U.S. hotels posted strong numbers in August, led by high occupancy in the luxury sector, according to the latest data from STR.
Overall occupancy was up 2.3 percent to 69.2 percent from a year earlier, while the average daily rate was up 4.5 percent to $112.14, the firm reports. The revenue per available room (RevPar) increased 6.9 percent to $77.59.
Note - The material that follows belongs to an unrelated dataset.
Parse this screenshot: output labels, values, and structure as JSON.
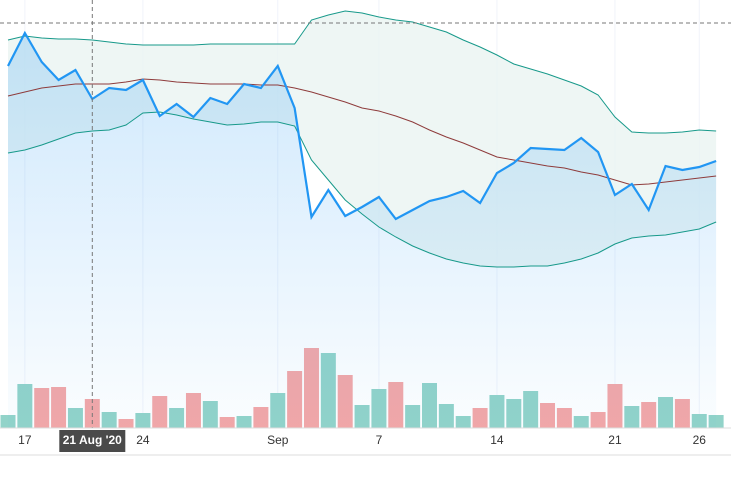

"As summer waned, the U.S. hotel industry reported another strong month of RevPAR growth," said Jan Freitag, senior vice president of strategic development at STR. "Luxury hotel operators were especially able to capitalize on their high occupancies in August--77.1 percent--and increased ADR by 7.9 percent to $274.36."
Resorts also performed well. The average daily rate increased 6.3 percent in August and RevPar was up 10.3 percent.
The top 25 markets reported a RevPar increase of 7.7 percent, with an average daily rate of $131.62 compared to $102.37 for the rest of the U.S.
More from the report:
Among the Top 25 Markets, Nashville, Tennessee, achieved the largest occupancy increase, rising 11.0 percent to 71.3 percent. Tampa-St. Petersburg, Florida, fell 4.5 percent in occupancy to 59.9 percent, posting the largest decrease in that metric.
Five markets experienced double-digit ADR increases: San Francisco/San Mateo, California (+13.9 percent to US$205.01); Oahu Island, Hawaii (+13.7 percent to US$224.02); Seattle, Washington (+11.2 percent to US$145.40); Miami-Hialeah, Florida (+10.6 percent to US$139.29); and Anaheim-Santa Ana, California (+10.0 percent to US$143.99). Tampa-St. Petersburg fell 20.9 percent in ADR to US$91.40, reporting the largest decrease in that metric.
Nashville increased 21.2 percent in RevPAR to US$72.47, achieving the largest increase in that metric, followed by San Francisco/San Mateo (+16.7 percent to US$190.13) and Seattle (+16.7 percent to US$134.59). Tampa-St. Petersburg experienced the largest RevPAR decrease, falling 24.5 percent to US$54.78.